The 6.8-magnitude quake hit in a narrow strait just off Negros Island. The Philippine Institute of Volcanology and Seismology issued the local tsunami alert for central islands, saying the quake could trigger a 3ft wave along the island's eastern coast as well as west of the country's second-largest city, Cebu.
The epicentere was closest to Tayasan, a coastal town of about 32,000 people flanked by mountains in Negros Oriental province. A child there died when a concrete fence of a house collapsed, said Benito Ramos, head of the Office of Civil Defense.
"So far one dead, but we could not yet account for the damage to buildings," Tayasan police officer Alfred Vicente Silvosa said.
He said there were still aftershocks "so we are outside, at the town plaza. We cannot inspect buildings yet because it's dangerous."
"I felt the building shaking, so I rushed out of the building. Our computers, shelves, plates, the cupboards, water dispenser all fell," he said.
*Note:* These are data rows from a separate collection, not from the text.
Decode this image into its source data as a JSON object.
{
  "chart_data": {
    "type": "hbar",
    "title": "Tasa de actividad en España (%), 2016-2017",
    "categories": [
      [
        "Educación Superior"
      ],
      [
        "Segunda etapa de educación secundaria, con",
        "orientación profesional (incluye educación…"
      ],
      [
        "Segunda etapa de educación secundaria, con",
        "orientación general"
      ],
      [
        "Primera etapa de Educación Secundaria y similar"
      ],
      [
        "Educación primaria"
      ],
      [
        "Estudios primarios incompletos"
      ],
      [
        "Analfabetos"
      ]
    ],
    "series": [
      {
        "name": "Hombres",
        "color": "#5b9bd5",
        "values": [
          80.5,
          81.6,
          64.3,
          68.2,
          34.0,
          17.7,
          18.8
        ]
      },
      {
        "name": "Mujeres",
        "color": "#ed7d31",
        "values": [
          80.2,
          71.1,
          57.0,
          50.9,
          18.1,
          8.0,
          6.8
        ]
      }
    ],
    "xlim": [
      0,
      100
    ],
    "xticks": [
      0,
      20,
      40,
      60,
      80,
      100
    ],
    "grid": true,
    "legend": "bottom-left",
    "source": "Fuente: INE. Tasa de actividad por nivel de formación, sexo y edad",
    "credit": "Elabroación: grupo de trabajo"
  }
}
People rushed out of schools, malls and offices during the quake, which hit at 11:49 am (3:49 am GMT).
The US Geological Survey said the quake was centered 44 miles north of Dumaguete city on Negros and hit at a depth of 29 miles. The area is about 400 miles outheast of the capital, Manila.
The Philippines is located in the Pacific "Ring of Fire" where earthquakes and volcanic activity are common. A 7.7-magnitude quake killed nearly 2,000 people in Luzon in 1990.